Le 16 mars 2026, l'ancien président de la République française, Nicolas Sarkozy, a vu s'ouvrir son procès en appel dans l'affaire du financement libyen, un dossier qui lui a déjà valu une incarcération inédite à l'automne 2024, selon nos confrères de BFM - Faits Divers. Cette affaire, qui fait rage depuis 2011, concerne des fonds secrets perçus de la Libye du dictateur Mouammar Khadafi pour sa campagne présidentielle victorieuse de 2007, ce que Nicolas Sarkozy a toujours nié vigoureusement.
Ce procès en appel, qui doit durer jusqu'au 3 juin, est l'une des échéances les plus décisives de la vie de Nicolas Sarkozy, âgé de 71 ans, définitivement condamné dans les affaires Bismuth et Bygmalion, respectivement pour corruption et financement illégal de campagne. Outre Nicolas Sarkozy, neuf autres prévenus seront rejugés à l'occasion de ce procès en appel.
Ce qu'il faut retenir
- Nicolas Sarkozy est jugé en appel pour l'affaire du financement libyen.

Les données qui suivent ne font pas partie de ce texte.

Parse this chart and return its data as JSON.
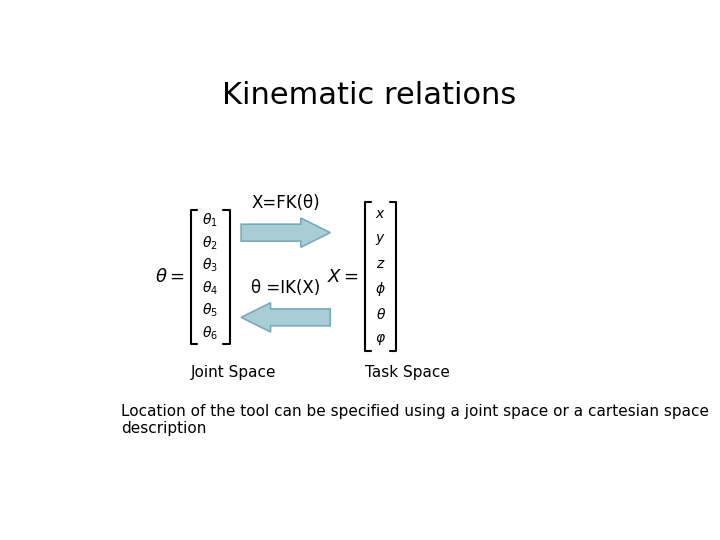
{
  "title": "Kinematic relations",
  "title_fontsize": 22,
  "background_color": "#ffffff",
  "arrow_color": "#a8cdd4",
  "arrow_edge_color": "#7aaab8",
  "fk_label": "X=FK(θ)",
  "ik_label": "θ =IK(X)",
  "joint_space_label": "Joint Space",
  "task_space_label": "Task Space",
  "bottom_text": "Location of the tool can be specified using a joint space or a cartesian space\ndescription",
  "joint_vector": [
    "θ_1",
    "θ_2",
    "θ_3",
    "θ_4",
    "θ_5",
    "θ_6"
  ],
  "task_vector": [
    "x",
    "y",
    "z",
    "\\phi",
    "θ",
    "\\varphi"
  ],
  "theta_label": "θ =",
  "X_label": "X ="
}
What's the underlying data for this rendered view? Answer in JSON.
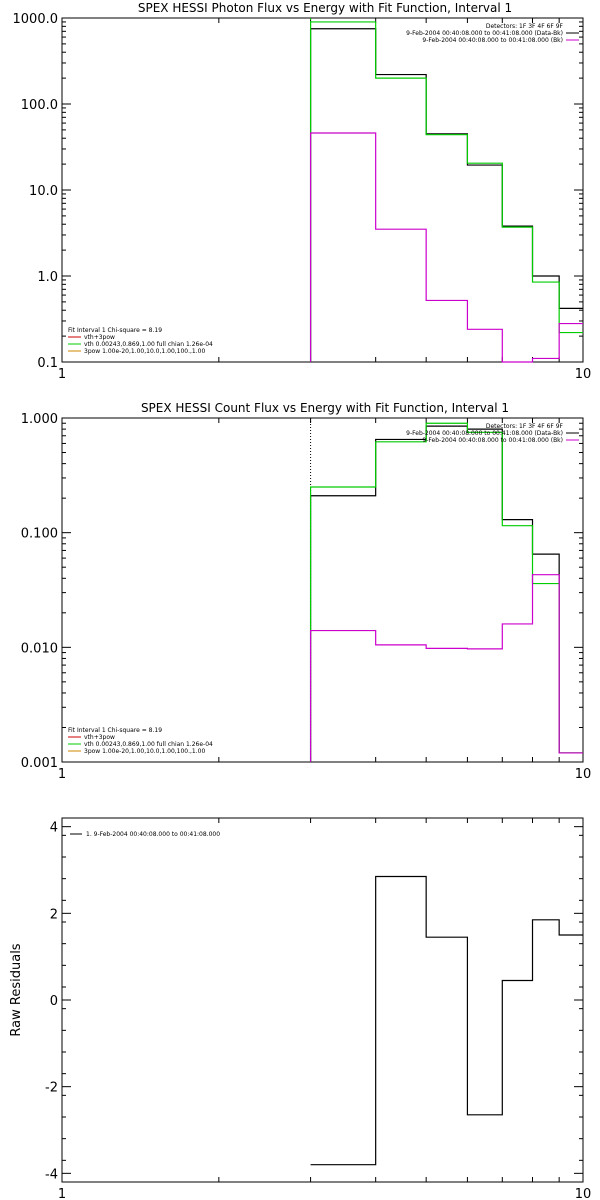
{
  "chart_data": [
    {
      "type": "line",
      "title": "SPEX HESSI Photon Flux vs Energy with Fit Function, Interval 1",
      "xlabel": "",
      "ylabel": "",
      "xscale": "log",
      "yscale": "log",
      "xlim": [
        1,
        10
      ],
      "ylim": [
        0.1,
        1000
      ],
      "xticks": [
        "1",
        "10"
      ],
      "yticks": [
        {
          "value": 0.1,
          "label": "0.1"
        },
        {
          "value": 1,
          "label": "1.0"
        },
        {
          "value": 10,
          "label": "10.0"
        },
        {
          "value": 100,
          "label": "100.0"
        },
        {
          "value": 1000,
          "label": "1000.0"
        }
      ],
      "vline": {
        "x": 3,
        "color": "#00cc00"
      },
      "legend_top_right": [
        {
          "text": "Detectors: 1F 3F 4F 6F 9F",
          "color": null
        },
        {
          "text": "9-Feb-2004 00:40:08.000 to 00:41:08.000 (Data-Bk)",
          "color": "#000000"
        },
        {
          "text": "9-Feb-2004 00:40:08.000 to 00:41:08.000 (Bk)",
          "color": "#cc00cc"
        }
      ],
      "legend_bottom_left": [
        {
          "text": "Fit Interval 1   Chi-square = 8.19",
          "color": null
        },
        {
          "text": "vth+3pow",
          "color": "#cc0000"
        },
        {
          "text": "vth 0.00243,0.869,1.00  full chian 1.26e-04",
          "color": "#00cc00"
        },
        {
          "text": "3pow 1.00e-20,1.00,10.0,1.00,100.,1.00",
          "color": "#cc8800"
        }
      ],
      "edges": [
        3,
        3.5,
        4,
        4.5,
        5,
        5.5,
        6,
        6.5,
        7,
        7.5,
        8,
        8.5,
        9
      ],
      "series": [
        {
          "role": "data-bk",
          "color": "#000000",
          "values": [
            750,
            750,
            220,
            220,
            45,
            45,
            19.5,
            19.5,
            3.8,
            3.8,
            1.0,
            1.0,
            0.42
          ]
        },
        {
          "role": "fit",
          "color": "#00cc00",
          "values": [
            900,
            900,
            200,
            200,
            44,
            44,
            20.5,
            20.5,
            3.7,
            3.7,
            0.85,
            0.85,
            0.22
          ]
        },
        {
          "role": "background",
          "color": "#cc00cc",
          "values": [
            46,
            46,
            3.5,
            3.5,
            0.52,
            0.52,
            0.24,
            0.24,
            0.095,
            0.095,
            0.11,
            0.11,
            0.28
          ]
        }
      ]
    },
    {
      "type": "line",
      "title": "SPEX HESSI Count Flux vs Energy with Fit Function, Interval 1",
      "xlabel": "",
      "ylabel": "",
      "xscale": "log",
      "yscale": "log",
      "xlim": [
        1,
        10
      ],
      "ylim": [
        0.001,
        1
      ],
      "xticks": [
        "1",
        "10"
      ],
      "yticks": [
        {
          "value": 0.001,
          "label": "0.001"
        },
        {
          "value": 0.01,
          "label": "0.010"
        },
        {
          "value": 0.1,
          "label": "0.100"
        },
        {
          "value": 1,
          "label": "1.000"
        }
      ],
      "vline": {
        "x": 3,
        "color": "#000000",
        "dotted": true
      },
      "legend_top_right": [
        {
          "text": "Detectors: 1F 3F 4F 6F 9F",
          "color": null
        },
        {
          "text": "9-Feb-2004 00:40:08.000 to 00:41:08.000 (Data-Bk)",
          "color": "#000000"
        },
        {
          "text": "9-Feb-2004 00:40:08.000 to 00:41:08.000 (Bk)",
          "color": "#cc00cc"
        }
      ],
      "legend_bottom_left": [
        {
          "text": "Fit Interval 1   Chi-square = 8.19",
          "color": null
        },
        {
          "text": "vth+3pow",
          "color": "#cc0000"
        },
        {
          "text": "vth 0.00243,0.869,1.00  full chian 1.26e-04",
          "color": "#00cc00"
        },
        {
          "text": "3pow 1.00e-20,1.00,10.0,1.00,100.,1.00",
          "color": "#cc8800"
        }
      ],
      "edges": [
        3,
        3.5,
        4,
        4.5,
        5,
        5.5,
        6,
        6.5,
        7,
        7.5,
        8,
        8.5,
        9
      ],
      "series": [
        {
          "role": "data-bk",
          "color": "#000000",
          "values": [
            0.21,
            0.21,
            0.65,
            0.65,
            0.85,
            0.85,
            0.8,
            0.8,
            0.13,
            0.13,
            0.065,
            0.065,
            0.0012
          ]
        },
        {
          "role": "fit",
          "color": "#00cc00",
          "values": [
            0.25,
            0.25,
            0.62,
            0.62,
            0.9,
            0.9,
            0.75,
            0.75,
            0.115,
            0.115,
            0.036,
            0.036,
            0.0012
          ]
        },
        {
          "role": "background",
          "color": "#cc00cc",
          "values": [
            0.014,
            0.014,
            0.0105,
            0.0105,
            0.0098,
            0.0098,
            0.0097,
            0.0097,
            0.016,
            0.016,
            0.043,
            0.043,
            0.0012
          ]
        }
      ]
    },
    {
      "type": "line",
      "title": "",
      "xlabel": "",
      "ylabel": "Raw Residuals",
      "xscale": "log",
      "yscale": "linear",
      "xlim": [
        1,
        10
      ],
      "ylim": [
        -4.2,
        4.2
      ],
      "xticks": [
        "1",
        "10"
      ],
      "yticks": [
        {
          "value": -4,
          "label": "-4"
        },
        {
          "value": -2,
          "label": "-2"
        },
        {
          "value": 0,
          "label": "0"
        },
        {
          "value": 2,
          "label": "2"
        },
        {
          "value": 4,
          "label": "4"
        }
      ],
      "legend_top_left": [
        {
          "text": "1.  9-Feb-2004 00:40:08.000 to 00:41:08.000",
          "color": "#000000"
        }
      ],
      "edges": [
        3,
        4,
        5,
        6,
        7,
        8,
        9,
        10
      ],
      "series": [
        {
          "role": "residuals",
          "color": "#000000",
          "values": [
            -3.8,
            2.85,
            1.45,
            -2.65,
            0.45,
            1.85,
            1.5
          ]
        }
      ]
    }
  ]
}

- Le procès doit durer jusqu'au 3 juin.
- Nicolas Sarkozy a toujours nié avoir perçu des fonds secrets de la Libye pour sa campagne présidentielle de 2007.
- Neuf autres prévenus seront rejugés à l'occasion de ce procès en appel.
- L'affaire concerne des fonds secrets perçus de la Libye du dictateur Mouammar Khadafi.
Les faits de l'affaire
D'après BFM - Faits Divers, en septembre 2024, le tribunal correctionnel de Paris a déclaré Nicolas Sarkozy coupable d'association de malfaiteurs et l'a condamné à cinq ans d'emprisonnement ferme en raison d'une « corruption au plus haut niveau » d'une « exceptionnelle gravité ». Nicolas Sarkozy a obtenu sa mise en liberté sous contrôle judiciaire trois semaines après son incarcération.
Les enjeux de ce procès en appel ne sauraient être plus élevés pour l'ancien président, qui a déjà été condamné dans d'autres affaires. Selon les associations anticorruption Sherpa, Anticor et Transparency International France, parties civiles, « le financement occulte de campagne électorale - qui repose sur un ensemble complexe d'acteurs, de transactions financières et de montages juridiques - fragilise le pacte démocratique. Chaque euro détourné ou injecté illégalement est une atteinte directe à la souveraineté ».
Les autres prévenus
Au côté de Nicolas Sarkozy, doivent comparaître son ex-bras droit Claude Guéant et l'ancien ministre Brice Hortefeux, son ami de toujours. Claude Guéant a été l'un des plus lourdement sanctionnés en première instance, avec une condamnation à six ans de prison pour corruption, trafic d'influence passive et faux et usage de faux. Brice Hortefeux a été condamné à deux ans de prison et à une amende de 50 000 euros pour avoir agi comme intermédiaire du financement à travers le réseau du Franco-Libanais Ziad Takieddine.
L'ex-ministre du Travail et du Budget Eric Woerth, qui fut le trésorier de la campagne de 2007, a été relaxé en première instance, mais son acquittement a fait l'objet d'un appel du parquet national financier (PNF). Les deux condamnés écroués à l'issue du jugement de septembre, l'intermédiaire Alexandre Djouhri et le banquier Wahib Nacer, ont été mis en liberté par la justice les semaines suivantes.
En conclusion, le procès en appel de Nicolas Sarkozy dans l'affaire du financement libyen est un événement important qui va avoir des conséquences significatives pour la politique française. Il est important de suivre de près les développements de cette affaire pour comprendre les implications pour l'avenir de la politique française.